Analyzing the state of cities’ bulk data

A map of U.S. cities and states with open data policies, as of July 2016. (Image credit: Sunlight Foundation)

We at the Sunlight Foundation are very interested in whether or not cities have open data — but what do we even mean when we say that data is open or not? Often, Sunlight policy experts review what governments make available and then assign rankings along a series of indicators. Sunlight’s Open States Report Card, for instance, checks whether legislative data are permanent, thorough and updated once or multiple times a day; the U.S. States Open Data Census considers whether state datasets are copyrighted, verifiable and in a state repository; and the Open Data Map simply determines whether or not an open data policy is in place.

The US City Open Data Census collects information about an array of datasets important for local-level governance. However, beneath the scores the census gives each city and the evaluations of transit or zoning data is a treasure trove of information about specific factors that help make data more “open” or accessible, such as whether datasets are provided in bulk, available in machine-readable formats and freely licensed. Although many cities on the census digitize official documents and put them online, looking at the availability of bulk data downloads could help show which cities are more thoroughly engaged with opening their datasets. Here are some of the results from the census:

City name Percent of key datasets available in bulk* City name Percent of key datasets available in bulk*
Los Angeles 94.7 St. Louis 36.8
New York 94.7 Tulsa 36.8
Hartford 91.7 Anchorage 36.8
San Francisco 89.5 Washington, D.C. 36.8
Chicago 88.9 Detroit 35.7
Santa Monica 86.7 Atlanta 33.3
* Only counts datasets that have received census submissions, and excludes cities with few census submissions.
On the left are the best six cities in the census in terms of providing bulk data access. Aside from including America’s three largest cities, this list features places with long and well-recognized track records with open data: Hartford, a smaller city with strong open data policies; San Francisco, an early open data champion; and Santa Monica, next door to large and open data-friendly Los Angeles. While these cities sometimes could do better with their open data implementation, they clearly strive to make sure their datasets are easily accessible, and go beyond simply putting datasets online.

What about the cities on the right? Their record with bulk data is much spottier, but otherwise they may be doing a decent job releasing datasets — Atlanta, in fact, has a higher overall census score than Hartford. Why, then, do these cities seem to not fare as well at providing data in bulk?

A graph comparing the percentage of bulk data in cities and the population size.
A graph comparing cities’ population size and bulk data access. (Image credit: Sunlight Foundation)
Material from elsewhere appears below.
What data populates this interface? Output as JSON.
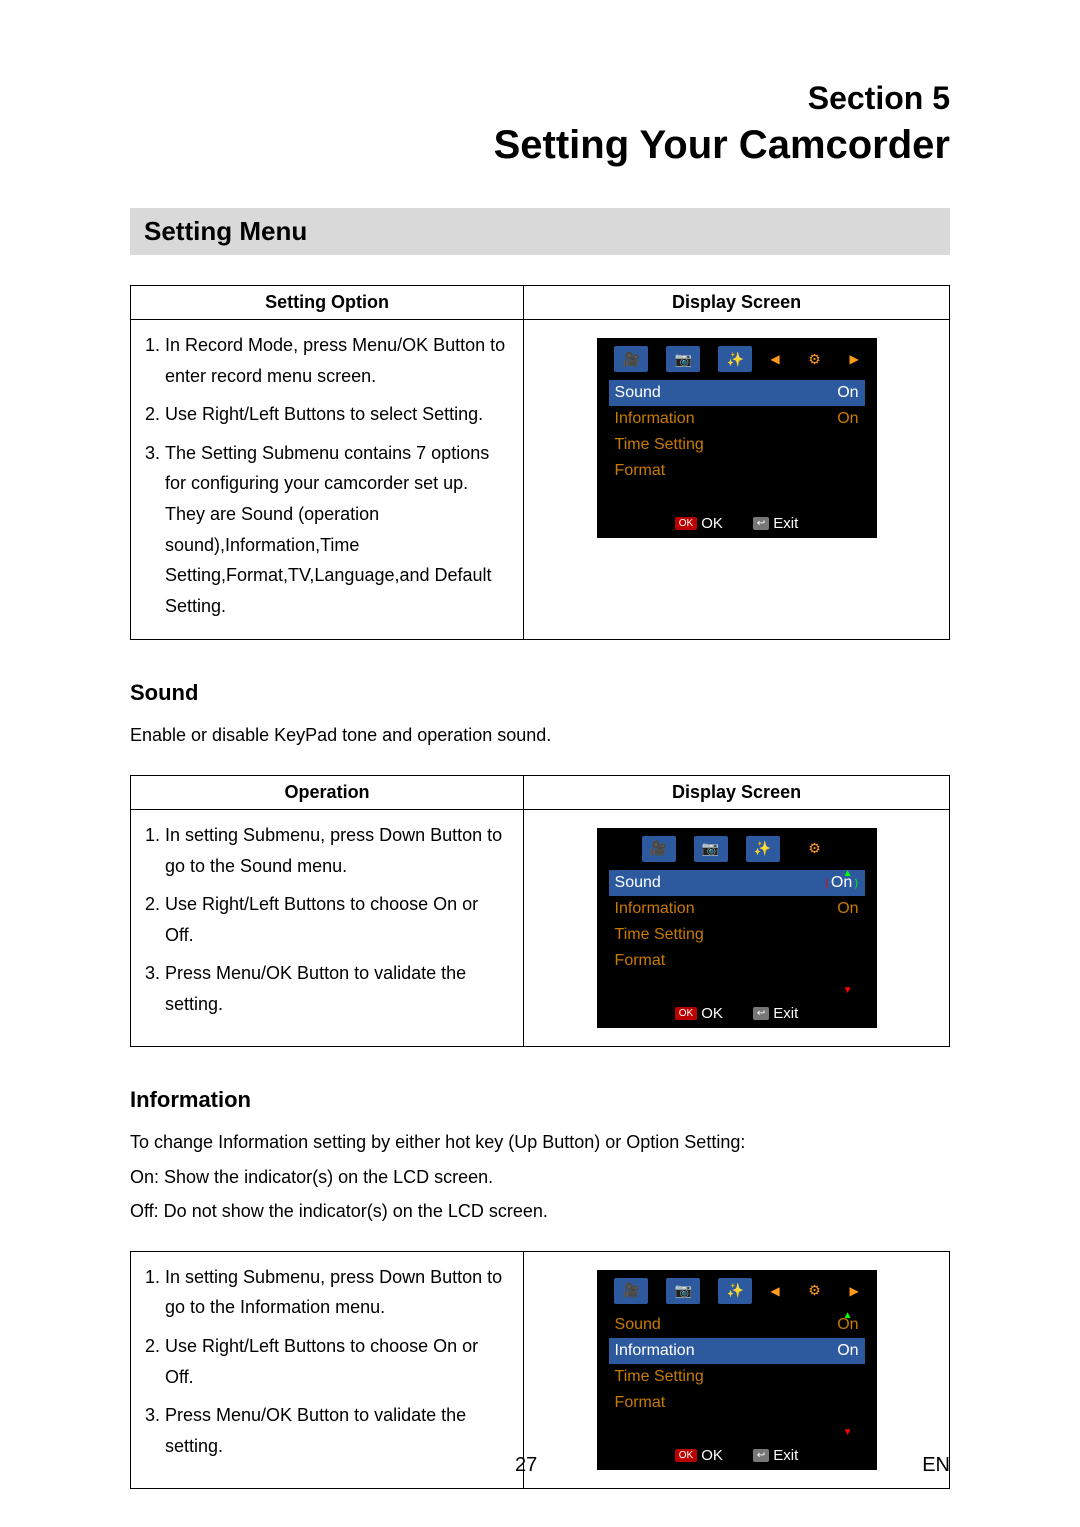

General or overall open data indicators frequently correlate with population. In other words, whether one is looking at the overall scores on the US City Open Data Census or at expert evaluations of a city’s open data program, cities with larger populations tend to do better at implementing open data. However, the correlation is even closer between population and bulk data access, and the correlation remains even when excluding the census’ largest and smallest cities (see graph). In addition, as one might expect, cities that make their data available in bulk tend to also make their data available in machine-readable formats and with an open license. The correlations between bulk access, machine-readability and open licenses far surpass the correlations between, say, bulk access and simply putting datasets online, or between open licensing and keeping datasets up to date. If a city provides data in bulk, then chances are that it also does very well with making data open in many other ways.

Small population sizes don’t prevent cities from having strong open data programs, as places like Hartford and Asheville indicate. Large populations, however, may give cities an extra push — not only to create an open data initiative, but to create one well. That could explain why bulk access to data is even more closely linked to population size than generic open data indicators, and why more complicated facets of open data — like bulk access, machine-readability and open licensing — tend to appear in the same cities. Though cities might not implement important components of open data one by one, enough public enthusiasm for open data might motivate a city to implement a series of open data components all at once, or prompt a city to enact policies that call for specific open data measures. (See the chart below for sample policy language on Sunlight’s bulk data guideline).

Only 12 cities address the question of releasing open data in bulk, making it one of the lesser adopted best practices from Sunlight’s Open Data Policy Guidelines.
What other factors could influence the implementation of bulk data access? It is possible that cities learn from and compete with a select group of “peers” with similar sizes or locations. Many of the first cities to develop open data programs were large metropolises like New York and Los Angeles; other large or nearby “peer” cities may have been faster to see what the early adopters accomplished and then catch on. Another possibility is that, while many cities face calls for greater openness and transparency, cities with particularly active tech communities are more oriented toward the finer details of open data — thus presenting machine-readable bulk data rather than many separate pages of scanned PDF.

Although this overview of the state of bulk data is only a start, we hope that closer analyses of the data behind open data will help in seeing how and why some cities have effective open data programs, and what challenges other cities might have to overcome.